3. Auto-assess your work.
Best practices and principles cannot exist in a vacuum. Auto-assessing is a necessary step to check the Principles of Action are being respected and to identify potential blind spots. To that end, an assessment questionnaire can help groups test how well the systems they designed matched the standards they’d set.
For example, when it comes to assessing their proportional use, organizations can check if they have considered alternatives to FRS and documented the reasons they have rejected them. They can also analyse the level of false negatives and false positives and determine if this level is suitable for the use case they deploy. They can also compare their results between skin tones to attest that the system doesn’t produce any form of discrimination.
When gaps are found, the assessment process can drive teams to refer to their best practices to take internal actions to bridge gaps and improve their level of accountability and trustworthiness for their customers.
4. Validate compliance through a third-party audit.
Too often, companies only rely on home-made labels to build transparency among users. The quality of those labels can sometimes be questionable, and also pose a systemic risk of mistrust for the industry that could consequently undermine wider efforts to build transparency.
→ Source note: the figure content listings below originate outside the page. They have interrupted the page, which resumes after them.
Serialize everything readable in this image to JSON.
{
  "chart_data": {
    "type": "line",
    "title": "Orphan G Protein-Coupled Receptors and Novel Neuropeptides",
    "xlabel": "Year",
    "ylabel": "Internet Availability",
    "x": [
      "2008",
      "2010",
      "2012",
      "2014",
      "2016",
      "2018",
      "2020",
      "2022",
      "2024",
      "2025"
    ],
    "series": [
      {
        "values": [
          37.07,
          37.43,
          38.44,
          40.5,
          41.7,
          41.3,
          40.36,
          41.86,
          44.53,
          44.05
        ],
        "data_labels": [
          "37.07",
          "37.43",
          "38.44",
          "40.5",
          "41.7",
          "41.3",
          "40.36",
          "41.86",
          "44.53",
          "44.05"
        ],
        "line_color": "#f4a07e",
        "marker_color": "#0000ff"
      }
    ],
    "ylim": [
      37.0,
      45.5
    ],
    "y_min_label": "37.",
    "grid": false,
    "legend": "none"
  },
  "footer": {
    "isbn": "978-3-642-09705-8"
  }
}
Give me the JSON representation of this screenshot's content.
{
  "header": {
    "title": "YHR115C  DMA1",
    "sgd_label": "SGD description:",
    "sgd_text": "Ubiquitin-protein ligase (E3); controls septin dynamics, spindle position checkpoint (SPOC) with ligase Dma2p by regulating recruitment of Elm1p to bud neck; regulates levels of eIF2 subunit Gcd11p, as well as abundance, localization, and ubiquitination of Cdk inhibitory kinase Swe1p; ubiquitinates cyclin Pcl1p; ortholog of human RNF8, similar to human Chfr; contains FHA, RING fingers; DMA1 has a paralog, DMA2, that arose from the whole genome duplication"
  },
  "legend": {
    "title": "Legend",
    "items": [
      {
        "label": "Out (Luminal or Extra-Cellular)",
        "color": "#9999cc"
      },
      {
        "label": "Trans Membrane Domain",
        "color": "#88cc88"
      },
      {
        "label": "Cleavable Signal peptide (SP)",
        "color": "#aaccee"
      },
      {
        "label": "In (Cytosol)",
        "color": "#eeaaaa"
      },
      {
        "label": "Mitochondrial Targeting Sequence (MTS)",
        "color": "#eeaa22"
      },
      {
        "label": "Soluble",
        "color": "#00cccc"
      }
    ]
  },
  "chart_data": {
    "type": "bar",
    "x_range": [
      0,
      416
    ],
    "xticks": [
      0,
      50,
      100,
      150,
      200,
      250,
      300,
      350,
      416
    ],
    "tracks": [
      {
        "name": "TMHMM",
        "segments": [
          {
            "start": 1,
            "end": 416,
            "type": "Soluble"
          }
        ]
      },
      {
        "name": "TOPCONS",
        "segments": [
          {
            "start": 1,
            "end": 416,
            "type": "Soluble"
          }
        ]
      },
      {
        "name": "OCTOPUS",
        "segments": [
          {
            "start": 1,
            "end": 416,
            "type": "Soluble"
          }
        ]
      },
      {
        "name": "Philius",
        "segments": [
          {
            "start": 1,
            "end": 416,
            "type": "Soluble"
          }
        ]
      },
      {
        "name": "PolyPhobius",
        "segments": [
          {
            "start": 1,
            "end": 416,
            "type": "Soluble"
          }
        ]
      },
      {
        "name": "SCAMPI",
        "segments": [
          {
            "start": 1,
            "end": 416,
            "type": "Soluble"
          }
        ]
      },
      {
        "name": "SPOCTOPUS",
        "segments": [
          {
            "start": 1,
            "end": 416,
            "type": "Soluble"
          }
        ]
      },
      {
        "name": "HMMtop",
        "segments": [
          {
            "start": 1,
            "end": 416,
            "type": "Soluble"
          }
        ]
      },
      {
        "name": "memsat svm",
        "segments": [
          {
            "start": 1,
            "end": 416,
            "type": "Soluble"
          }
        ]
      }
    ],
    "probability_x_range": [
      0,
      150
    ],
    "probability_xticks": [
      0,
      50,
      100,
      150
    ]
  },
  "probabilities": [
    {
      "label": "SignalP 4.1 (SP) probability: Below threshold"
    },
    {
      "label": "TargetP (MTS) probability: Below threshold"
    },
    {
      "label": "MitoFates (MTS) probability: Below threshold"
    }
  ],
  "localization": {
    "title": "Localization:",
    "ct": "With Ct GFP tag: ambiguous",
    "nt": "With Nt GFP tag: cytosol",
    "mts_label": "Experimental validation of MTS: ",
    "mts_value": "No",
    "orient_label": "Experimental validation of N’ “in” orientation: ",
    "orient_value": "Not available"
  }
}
Being audited by a third and independent party to deliver certification in line with the Principles for Action could be one path forward. Lessons from the accounting industry can be applied, adding additional transparency and safety through independent and accredited agencies. [For example, to draft our FRS framework, the World Economic Forum Artificial Intelligence team partnered with AFNOR Certification, the French leader of certification and assessment services.]
These evaluations should occur right after the deployment of systems for end-users and be conducted regularly to attest to the respect of standards over time. By doing so, certified organizations will be able to communicate among their customers to show their compliance across a range of requirements.
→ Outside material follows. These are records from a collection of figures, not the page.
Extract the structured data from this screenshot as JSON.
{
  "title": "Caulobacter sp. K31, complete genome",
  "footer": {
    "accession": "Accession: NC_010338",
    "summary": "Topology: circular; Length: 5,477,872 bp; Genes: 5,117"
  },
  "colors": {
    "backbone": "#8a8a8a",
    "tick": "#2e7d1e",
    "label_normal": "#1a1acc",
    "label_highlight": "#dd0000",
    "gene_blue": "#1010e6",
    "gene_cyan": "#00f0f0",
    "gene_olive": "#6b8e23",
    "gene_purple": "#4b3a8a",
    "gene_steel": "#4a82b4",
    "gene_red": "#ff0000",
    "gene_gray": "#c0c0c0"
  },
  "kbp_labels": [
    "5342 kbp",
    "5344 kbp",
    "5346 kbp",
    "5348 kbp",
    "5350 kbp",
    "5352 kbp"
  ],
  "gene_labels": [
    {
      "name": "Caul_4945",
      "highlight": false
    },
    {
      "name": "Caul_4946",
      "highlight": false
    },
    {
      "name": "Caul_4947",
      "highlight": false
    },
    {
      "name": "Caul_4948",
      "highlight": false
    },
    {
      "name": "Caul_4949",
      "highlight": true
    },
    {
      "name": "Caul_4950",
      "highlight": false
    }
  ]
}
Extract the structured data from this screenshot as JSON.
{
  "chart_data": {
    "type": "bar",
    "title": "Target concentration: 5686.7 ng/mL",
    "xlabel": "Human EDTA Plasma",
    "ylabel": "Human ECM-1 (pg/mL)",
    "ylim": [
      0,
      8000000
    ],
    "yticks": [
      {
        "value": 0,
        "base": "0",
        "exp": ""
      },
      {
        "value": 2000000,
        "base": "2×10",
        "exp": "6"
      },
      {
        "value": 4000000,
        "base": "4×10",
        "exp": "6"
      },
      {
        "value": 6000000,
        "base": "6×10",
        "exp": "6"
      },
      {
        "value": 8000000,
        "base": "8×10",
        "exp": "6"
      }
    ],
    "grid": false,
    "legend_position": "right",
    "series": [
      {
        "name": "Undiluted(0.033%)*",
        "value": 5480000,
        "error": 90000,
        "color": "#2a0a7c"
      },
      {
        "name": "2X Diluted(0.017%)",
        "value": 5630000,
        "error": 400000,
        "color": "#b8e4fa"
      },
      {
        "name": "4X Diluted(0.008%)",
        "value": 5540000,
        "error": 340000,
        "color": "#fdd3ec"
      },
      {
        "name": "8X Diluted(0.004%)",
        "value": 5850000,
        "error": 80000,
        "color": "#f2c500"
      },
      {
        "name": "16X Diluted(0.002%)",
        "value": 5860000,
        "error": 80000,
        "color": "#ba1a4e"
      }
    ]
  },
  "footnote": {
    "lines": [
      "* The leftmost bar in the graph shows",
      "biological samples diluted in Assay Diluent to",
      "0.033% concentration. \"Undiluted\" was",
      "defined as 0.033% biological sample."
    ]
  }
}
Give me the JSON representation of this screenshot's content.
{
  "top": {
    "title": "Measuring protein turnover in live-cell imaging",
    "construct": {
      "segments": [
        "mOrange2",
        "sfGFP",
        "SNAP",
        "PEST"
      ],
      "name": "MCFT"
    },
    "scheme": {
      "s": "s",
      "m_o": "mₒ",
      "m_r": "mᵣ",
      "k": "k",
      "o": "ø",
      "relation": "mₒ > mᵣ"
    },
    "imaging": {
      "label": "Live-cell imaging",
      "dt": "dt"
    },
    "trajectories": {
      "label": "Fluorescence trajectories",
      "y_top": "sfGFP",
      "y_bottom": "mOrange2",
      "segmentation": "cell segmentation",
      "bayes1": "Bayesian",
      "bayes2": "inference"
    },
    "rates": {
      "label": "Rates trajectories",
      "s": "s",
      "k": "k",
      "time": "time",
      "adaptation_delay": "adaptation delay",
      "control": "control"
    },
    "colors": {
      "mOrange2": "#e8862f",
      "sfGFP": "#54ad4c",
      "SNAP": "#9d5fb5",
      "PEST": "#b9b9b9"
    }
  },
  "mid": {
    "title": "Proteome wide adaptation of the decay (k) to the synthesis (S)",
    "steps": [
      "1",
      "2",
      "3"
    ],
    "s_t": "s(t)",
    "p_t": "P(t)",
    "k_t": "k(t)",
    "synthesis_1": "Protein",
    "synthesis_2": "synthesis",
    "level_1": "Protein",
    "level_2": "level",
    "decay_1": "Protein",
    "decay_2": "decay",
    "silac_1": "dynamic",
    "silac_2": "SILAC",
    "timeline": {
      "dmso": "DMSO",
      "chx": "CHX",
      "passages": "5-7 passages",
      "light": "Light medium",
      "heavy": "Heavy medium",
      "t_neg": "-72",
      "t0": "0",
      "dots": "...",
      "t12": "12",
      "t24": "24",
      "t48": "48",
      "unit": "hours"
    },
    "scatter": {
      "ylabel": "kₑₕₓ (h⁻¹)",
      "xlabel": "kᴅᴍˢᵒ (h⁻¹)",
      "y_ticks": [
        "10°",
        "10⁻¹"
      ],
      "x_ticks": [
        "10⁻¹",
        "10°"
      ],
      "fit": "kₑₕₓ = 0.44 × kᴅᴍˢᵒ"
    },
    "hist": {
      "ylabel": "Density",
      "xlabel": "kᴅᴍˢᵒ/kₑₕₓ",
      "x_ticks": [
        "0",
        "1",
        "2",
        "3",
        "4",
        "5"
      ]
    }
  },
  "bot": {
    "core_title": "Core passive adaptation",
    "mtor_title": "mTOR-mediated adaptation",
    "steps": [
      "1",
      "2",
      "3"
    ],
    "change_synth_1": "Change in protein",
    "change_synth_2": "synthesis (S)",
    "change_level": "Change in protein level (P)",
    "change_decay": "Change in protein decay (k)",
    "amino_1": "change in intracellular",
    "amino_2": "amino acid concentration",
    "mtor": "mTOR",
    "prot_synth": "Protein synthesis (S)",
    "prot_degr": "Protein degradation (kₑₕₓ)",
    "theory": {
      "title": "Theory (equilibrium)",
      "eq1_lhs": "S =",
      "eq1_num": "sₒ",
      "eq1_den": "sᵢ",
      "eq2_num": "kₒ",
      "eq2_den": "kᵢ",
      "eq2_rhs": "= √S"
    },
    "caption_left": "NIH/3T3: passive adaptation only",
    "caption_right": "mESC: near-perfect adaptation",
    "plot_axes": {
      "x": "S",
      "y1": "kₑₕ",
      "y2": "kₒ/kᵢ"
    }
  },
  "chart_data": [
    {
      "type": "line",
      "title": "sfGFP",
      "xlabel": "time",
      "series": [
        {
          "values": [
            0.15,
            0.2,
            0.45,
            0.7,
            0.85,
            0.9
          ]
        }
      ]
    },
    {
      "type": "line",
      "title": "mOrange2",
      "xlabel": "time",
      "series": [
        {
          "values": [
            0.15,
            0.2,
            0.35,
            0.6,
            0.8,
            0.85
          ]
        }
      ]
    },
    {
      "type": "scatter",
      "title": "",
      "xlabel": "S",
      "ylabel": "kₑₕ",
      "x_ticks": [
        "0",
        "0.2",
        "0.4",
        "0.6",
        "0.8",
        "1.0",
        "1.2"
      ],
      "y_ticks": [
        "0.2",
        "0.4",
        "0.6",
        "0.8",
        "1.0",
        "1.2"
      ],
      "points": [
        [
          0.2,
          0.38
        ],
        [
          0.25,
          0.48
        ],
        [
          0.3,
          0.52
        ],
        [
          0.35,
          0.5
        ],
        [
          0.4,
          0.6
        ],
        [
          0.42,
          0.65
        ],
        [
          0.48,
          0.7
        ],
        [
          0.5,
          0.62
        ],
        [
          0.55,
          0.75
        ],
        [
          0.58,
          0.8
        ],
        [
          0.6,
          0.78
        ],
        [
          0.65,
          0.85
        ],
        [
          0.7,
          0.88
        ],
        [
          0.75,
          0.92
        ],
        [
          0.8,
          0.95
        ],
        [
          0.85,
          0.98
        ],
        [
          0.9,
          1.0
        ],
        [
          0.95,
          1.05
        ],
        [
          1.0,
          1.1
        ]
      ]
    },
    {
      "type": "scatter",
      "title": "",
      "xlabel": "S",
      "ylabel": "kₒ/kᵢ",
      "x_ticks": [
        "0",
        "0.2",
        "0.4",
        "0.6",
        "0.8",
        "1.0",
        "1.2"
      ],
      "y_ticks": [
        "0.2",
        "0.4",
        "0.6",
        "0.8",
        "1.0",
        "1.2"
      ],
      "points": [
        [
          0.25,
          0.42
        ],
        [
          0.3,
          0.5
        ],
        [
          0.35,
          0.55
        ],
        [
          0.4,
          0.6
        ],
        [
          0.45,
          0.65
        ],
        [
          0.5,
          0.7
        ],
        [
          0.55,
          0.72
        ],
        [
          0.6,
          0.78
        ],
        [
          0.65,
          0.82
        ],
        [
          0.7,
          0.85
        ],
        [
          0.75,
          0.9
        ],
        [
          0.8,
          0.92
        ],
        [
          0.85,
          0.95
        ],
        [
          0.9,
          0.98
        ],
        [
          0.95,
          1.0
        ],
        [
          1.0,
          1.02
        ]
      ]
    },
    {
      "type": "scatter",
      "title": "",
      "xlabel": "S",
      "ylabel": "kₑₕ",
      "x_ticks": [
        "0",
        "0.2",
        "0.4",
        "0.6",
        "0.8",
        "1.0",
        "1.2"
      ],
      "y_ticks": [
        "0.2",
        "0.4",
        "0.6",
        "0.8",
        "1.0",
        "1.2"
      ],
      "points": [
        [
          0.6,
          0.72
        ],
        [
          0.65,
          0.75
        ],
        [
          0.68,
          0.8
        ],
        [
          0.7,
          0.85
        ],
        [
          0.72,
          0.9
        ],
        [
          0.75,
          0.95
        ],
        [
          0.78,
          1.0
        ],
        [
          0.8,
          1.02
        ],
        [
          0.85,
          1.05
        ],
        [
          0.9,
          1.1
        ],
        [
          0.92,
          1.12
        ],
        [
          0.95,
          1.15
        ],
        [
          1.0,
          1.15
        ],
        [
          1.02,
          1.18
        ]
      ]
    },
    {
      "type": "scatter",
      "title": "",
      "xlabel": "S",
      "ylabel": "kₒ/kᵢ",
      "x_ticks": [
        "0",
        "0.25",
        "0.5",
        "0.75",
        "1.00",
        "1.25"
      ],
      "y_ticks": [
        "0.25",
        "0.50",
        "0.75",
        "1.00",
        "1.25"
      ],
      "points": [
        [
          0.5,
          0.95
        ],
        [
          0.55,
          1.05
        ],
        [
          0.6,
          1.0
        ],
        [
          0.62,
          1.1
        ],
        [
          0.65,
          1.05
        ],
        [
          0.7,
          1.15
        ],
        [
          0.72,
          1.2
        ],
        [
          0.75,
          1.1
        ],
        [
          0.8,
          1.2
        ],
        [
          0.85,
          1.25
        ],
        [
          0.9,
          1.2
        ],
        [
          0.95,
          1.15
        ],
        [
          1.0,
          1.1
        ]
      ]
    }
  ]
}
While certification is widely used in many industries and services, facial recognition, despite its high level of scrutiny, is still deployed without any existing certification. We believe that transparency and trust in this field can only be achieved with such mechanisms.
These four steps can help inform the design of responsible systems for flow management use cases in FRS. They can also ensure that their designers and users are effectively compliant with these achievable principles.
Certification is a reachable step towards the regulation of FRS. The cooperation between industry actors, policymakers, academics and civil society on this policy project has shown a strong willingness for standards for the commercial use of FRS.
Yet, Governments have to step in to adopt bills that will ensure a sustainable regulation of FRS along with international standards defining what a responsible use of the technology should be. They also need to address the thorny question of FRS for law enforcement and determine the right levels of oversight and accountability for its related use-cases.
The recent call for regulation by organizations such as IBM, Microsoft and Amazon should be followed by new regulations or guidance or we’ll likely see a deployment of FRS that will lead to mistrust and consumer avoidance.